GlaxoSmithKline ranked number one in a study of pharmaceutical companies offering access to medicines to emerging and developing nations, proving that the UK drug giant has a far stronger grasp on new markets than its US and Japanese counterparts.
The study ranks 20 companies based on significant criteria including pricing, patents and intellectual properties, capacity enhancement, marketing, lobbying tactics, competition, and philanthropy.The study was the brainchild of Wim Leereveld, founder and chairman of the NGO, Access to Medicine Foundation, in partnership with research firm Risk Metrics.
This is the second index that the foundation has published. The first, released in 2008, featured data submitted from only nine companies. This year, 19 of the 20 pharma firms were open and transparent with their information.
High Marks All Around
So what separates GSK from the competition?
“GSK has integrated access to medicine into its core business model, so it’s not philanthropy, it’s really part of the way they do business and part of their understanding of the importance of emerging markets,” said Afshin Mehrpouya of Risk Metrics. “As a result, they are heavily engaged in research for neglected diseases. At the same time [they are] able to sell their drugs in the emerging markets, they help with the development of the infrastructure.”
Companies at the middle or the bottom of the list treat access to medicine as a tactical issue rather than including access to medicines as a major part of their business, Mehrpoua explained.
The biggest mover among Big Pharma companies was Pfizer, which ranked 17 in 2008, but moved up to number nine this year.
“Pfizer is now seen as a player,” Leereveld said. “The company has changed dramatically. All the people [in that division] are gone and there is a new team that see [access to medicine] as a very relevant matter to perform in developing countries and they did their utmost to get their data together.”

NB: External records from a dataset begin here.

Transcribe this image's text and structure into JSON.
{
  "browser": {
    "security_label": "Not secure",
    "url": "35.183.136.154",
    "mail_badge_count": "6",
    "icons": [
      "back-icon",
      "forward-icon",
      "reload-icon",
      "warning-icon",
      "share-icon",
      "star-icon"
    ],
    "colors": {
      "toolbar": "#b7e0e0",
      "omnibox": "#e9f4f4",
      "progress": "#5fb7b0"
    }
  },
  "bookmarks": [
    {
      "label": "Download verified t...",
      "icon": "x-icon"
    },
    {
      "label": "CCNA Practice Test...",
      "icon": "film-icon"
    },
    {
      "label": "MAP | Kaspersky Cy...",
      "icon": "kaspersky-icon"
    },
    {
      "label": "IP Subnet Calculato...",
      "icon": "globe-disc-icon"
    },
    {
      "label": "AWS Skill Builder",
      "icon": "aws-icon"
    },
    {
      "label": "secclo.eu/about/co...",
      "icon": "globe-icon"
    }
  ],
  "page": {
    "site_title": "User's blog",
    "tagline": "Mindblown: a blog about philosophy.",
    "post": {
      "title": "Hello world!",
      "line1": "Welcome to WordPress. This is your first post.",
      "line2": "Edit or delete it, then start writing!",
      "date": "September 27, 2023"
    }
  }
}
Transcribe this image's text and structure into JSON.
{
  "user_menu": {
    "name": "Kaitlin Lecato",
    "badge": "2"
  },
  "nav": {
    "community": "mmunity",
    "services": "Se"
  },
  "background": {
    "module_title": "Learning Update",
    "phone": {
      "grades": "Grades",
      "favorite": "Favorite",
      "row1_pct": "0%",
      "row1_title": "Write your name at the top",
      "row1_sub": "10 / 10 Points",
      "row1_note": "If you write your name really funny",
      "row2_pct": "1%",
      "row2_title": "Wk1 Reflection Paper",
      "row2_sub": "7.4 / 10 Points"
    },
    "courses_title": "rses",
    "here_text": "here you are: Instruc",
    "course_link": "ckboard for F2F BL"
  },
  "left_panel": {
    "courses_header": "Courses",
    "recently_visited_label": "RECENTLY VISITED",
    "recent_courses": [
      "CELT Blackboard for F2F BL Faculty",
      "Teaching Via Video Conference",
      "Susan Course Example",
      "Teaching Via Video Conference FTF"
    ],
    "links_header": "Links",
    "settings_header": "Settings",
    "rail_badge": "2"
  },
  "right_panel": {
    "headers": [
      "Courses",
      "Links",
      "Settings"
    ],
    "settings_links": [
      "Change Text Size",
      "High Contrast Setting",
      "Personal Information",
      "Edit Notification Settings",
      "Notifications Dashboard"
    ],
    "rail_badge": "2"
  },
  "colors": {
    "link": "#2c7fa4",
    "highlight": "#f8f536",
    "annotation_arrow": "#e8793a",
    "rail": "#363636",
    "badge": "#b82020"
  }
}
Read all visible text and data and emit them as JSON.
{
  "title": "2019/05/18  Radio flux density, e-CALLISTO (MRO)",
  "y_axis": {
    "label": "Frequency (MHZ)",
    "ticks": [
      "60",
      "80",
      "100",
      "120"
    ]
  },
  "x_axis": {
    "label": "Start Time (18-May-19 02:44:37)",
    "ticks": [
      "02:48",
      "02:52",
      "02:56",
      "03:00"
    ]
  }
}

European companies, in general, have has a longer history operating in emerging markets, giving them a lead on Japanese and American firms that relied for many years on local markets for sales.
“Given the saturation of the Western market, the decline of the blockbuster drugs, and the fast growth of the emerging markets, companies like Pfizer are moving faster to catch up with their European counterparts,” Mehrpouya said.